Fans of mysteries will likely be familiar with at least the most famous of Doyle’s Holmes stories, perhaps through Hollywood or BBC interpretations, if not through the stories themselves. Though originally a rather minor character, Professor Moriarty has come to serve as Holmes’s archnemesis in modern tellings. He is a cold, brilliant, and calculating villain, the “Napoleon of crime” who keeps the hero on his toes at all times. Because Moriarty’s background is inconsistent in the Doyle stories, it is easy to reinvent him, as Ryosuke Takeuchi and Hikaru Miyoshi do in Moriarty the Patriot. In the manga, the boy who would become Professor Moriarty and his younger brother, Louis, are poor orphans who have been adopted into the Moriarty family as a show of noblesse oblige. Our protagonist jaunts around town under the guise of William James Moriarty, the Moriarty family’s younger son who has no interest in the people of their town. Together with the eldest son Albert, the future Professor and Louis conspire to kill the cruel Moriarty family in an “accidental” fire, leaving the three boys to rectify the wrongs of the English noble classes as nobles themselves.

Moriarty the Patriot
YUKOKU NO MORIARTY © 2016 by Ryosuke Takeuchi, Hikaru Miyoshi/SHUEISHA Inc.

And there we have our twist: The Professor Moriarty who is so evil in most Sherlock Holmes adaptations is, in this manga, attempting to equalize society. He is a class traitor in both senses; growing up poor, he has risen to the nobility, but as a noble he consults on the behalf of the working classes, holding his wealthy peers accountable for their exploitation of, and distaste for, anyone they deem below them. But he is not completely sanitized as a misunderstood villain. No, Professor Moriarty is still as calculating as ever, his meticulous methods still relying heavily on manipulation, coercion, and threats. His motives might be pure, but his means still leave the ordinary person shuddering at their cruelty.

Moriarty the Patriot
YUKOKU NO MORIARTY © 2016 by Ryosuke Takeuchi, Hikaru Miyoshi/SHUEISHA Inc.

Miyoshi’s artwork gives Moriarty a bishonen air, making his complexity all the more alluring to the manga fan who is accustomed to the dramatically layered characters of the medium. Indeed, the cast is made up of several handsome men working with Moriarty to realize his utopian dream. The Victorian setting is well established, both visually and as part of the plot, depicting an England on the verge of change and progress. As of the first volume, the world’s most famous consulting detective has not made his appearance. His introduction is inevitable, however, for at the very beginning, in a panel that looks to be set at the notorious Reichenbach Falls, Moriarty screams, “The Devil here is you! Sherlock!!” before it shifts to the story’s true start.

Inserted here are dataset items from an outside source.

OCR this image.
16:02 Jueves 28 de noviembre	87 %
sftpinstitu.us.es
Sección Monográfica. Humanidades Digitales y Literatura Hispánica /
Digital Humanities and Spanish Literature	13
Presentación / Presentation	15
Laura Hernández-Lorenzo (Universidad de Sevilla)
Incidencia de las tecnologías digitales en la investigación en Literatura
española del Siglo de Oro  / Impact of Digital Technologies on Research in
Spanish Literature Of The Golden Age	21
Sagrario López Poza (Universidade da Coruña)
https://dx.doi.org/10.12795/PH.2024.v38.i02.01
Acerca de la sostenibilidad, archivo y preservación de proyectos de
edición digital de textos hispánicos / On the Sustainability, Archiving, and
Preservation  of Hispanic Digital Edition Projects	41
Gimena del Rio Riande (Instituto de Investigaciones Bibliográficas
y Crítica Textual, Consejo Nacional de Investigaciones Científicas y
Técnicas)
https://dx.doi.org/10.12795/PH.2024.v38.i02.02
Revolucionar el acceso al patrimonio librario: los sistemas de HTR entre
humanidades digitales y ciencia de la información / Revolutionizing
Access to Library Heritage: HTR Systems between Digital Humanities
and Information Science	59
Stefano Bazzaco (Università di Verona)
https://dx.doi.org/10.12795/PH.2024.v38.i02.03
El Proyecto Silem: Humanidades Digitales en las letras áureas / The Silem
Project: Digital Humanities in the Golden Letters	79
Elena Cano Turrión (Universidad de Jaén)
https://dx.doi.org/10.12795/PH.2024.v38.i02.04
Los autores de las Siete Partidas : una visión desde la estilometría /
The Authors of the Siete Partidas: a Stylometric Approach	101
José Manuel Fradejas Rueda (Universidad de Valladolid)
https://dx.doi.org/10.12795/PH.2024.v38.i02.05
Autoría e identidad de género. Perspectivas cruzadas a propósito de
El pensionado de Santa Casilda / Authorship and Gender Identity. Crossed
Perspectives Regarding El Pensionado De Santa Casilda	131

Moriarty the Patriot is a must-read for manga-loving Holmes fans who are eager to see how the Holmes story fares as an indictment of the aristocracy that, for the most part, Sherlock himself either upholds or completely ignores. Volume one of this intriguing new series is available from VIZ Media starting October 6, 2020. An anime adaptation is set to begin on October 11, 2020, and will be available to stream through Funimation. So don your deerstalker, for the game is afoot!

3 COMMENTS

  1. Not the first time someone’s re-imagined Moriarty as a hero (or more commonly, an antihero.) Michael Kurland’s Professor Moriarty series of books comes to mind in the prose arena.

  2. “Consulting detective, while solving numerous cases of heinous murder, fails to overthrow existing social order, is therefore the villain.”

    This is indeed a very 2020 take.

  3. “The aristocracy that, for the most part, Sherlock himself either upholds or completely ignores.”

    This would come as a surprise to those familiar with Conan Doyle’s original stories, since many of the villains are aristocrats. Doyle wrote from a middle class perspective and viewed much of the aristocracy with suspicion–the nobility in the Holmes stories tend to be either drunkards (The Abbey Grange), liars (The Priory School, The Sign of Four), or wastrels (The Beryl Coronet, The Bruce-Partington Plans). Holmes often has to defend the middle class against their predations. As Sherlock says (in Thor Bridge) “Some of you rich men have to be taught that all the world cannot be bribed into condoning your offences.”